Ivica Urban, Higher Scientific Associate at the Institute of Public Finance, Marko Ledić from the Faculty of Economics and Business in Zagreb and Ivica Rubil from the Institute of Economics, Zagreb co-authored the paper Tax progressivity and social welfare with a continuum of inequality views in the journal International Tax and Public Finance, in which they developed a framework for analysing the loss of social welfare due to taxation, where tax progressivity and regressivity, expressed through the Kakwani Index, are interpreted in the sense of welfare gain or loss.


Taxes always cause a drop in social welfare; however, it seems that this drop is milder per unit of tax collected depending on the level of the tax’s progressivity. The perception of inequality of tax income differs from one person to another; in other words, inequality can be “viewed” from several perspectives. The specific view will define the perception of the role of tax progressivity on the drop in social welfare due to taxation. In order to measure the said progressivity effect, in 2021 Nanak Kakwani and Hyun Hwa developed a model that covers an “absolute” and “relative” view.

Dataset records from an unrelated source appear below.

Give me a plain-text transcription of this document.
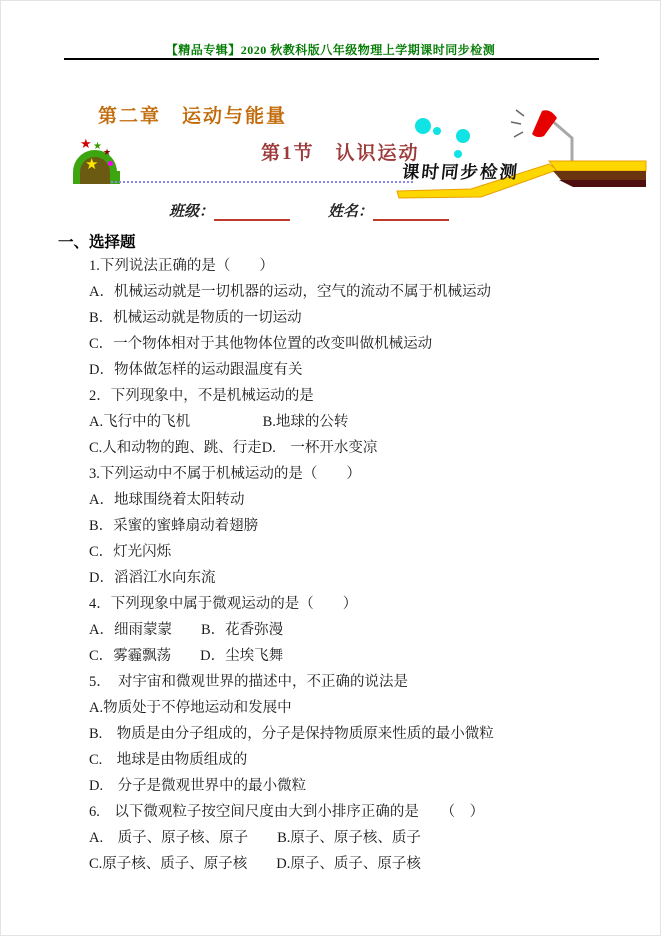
【精品专辑】2020 秋教科版八年级物理上学期课时同步检测
第二章　运动与能量
第1节　认识运动
★
★ ★ ★
课时同步检测
班级：	姓名：
一、选择题
1.下列说法正确的是（　　）
A．机械运动就是一切机器的运动，空气的流动不属于机械运动
B．机械运动就是物质的一切运动
C．一个物体相对于其他物体位置的改变叫做机械运动
D．物体做怎样的运动跟温度有关
2．下列现象中，不是机械运动的是
A.飞行中的飞机　　　　　B.地球的公转
C.人和动物的跑、跳、行走D.　一杯开水变凉
3.下列运动中不属于机械运动的是（　　）
A．地球围绕着太阳转动
B．采蜜的蜜蜂扇动着翅膀
C．灯光闪烁
D．滔滔江水向东流
4．下列现象中属于微观运动的是（　　）
A．细雨蒙蒙　　B．花香弥漫
C．雾霾飘荡　　D．尘埃飞舞
5．　对宇宙和微观世界的描述中，不正确的说法是
A.物质处于不停地运动和发展中
B.　物质是由分子组成的，分子是保持物质原来性质的最小微粒
C.　地球是由物质组成的
D.　分子是微观世界中的最小微粒
6.　以下微观粒子按空间尺度由大到小排序正确的是　　（　）
A.　质子、原子核、原子　　B.原子、原子核、质子
C.原子核、质子、原子核　　D.原子、质子、原子核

In their paper, Ledić, Rubil and Urban extend the said model by considering a variety of “intermediary” views on inequality, lying somewhere in between the absolute and relative views. The new model has been applied to analyse the Croatian tax system. The analysis has shown that our system is progressive for the full range of various views on inequality. When individual types of taxes are considered, personal income tax and mandatory contributions are progressive in all perspectives, whereas indirect taxes are progressive for half of the views (those nearer to the absolute view) and regressive for the other half (those nearer to the relative view). If, hypothetically speaking, the current tax system should be replaced by a neutral system of distribution (neither progressive nor regressive), the loss of social welfare would be greater than in the current system, but the severity of this loss would depend on the selected view of inequality.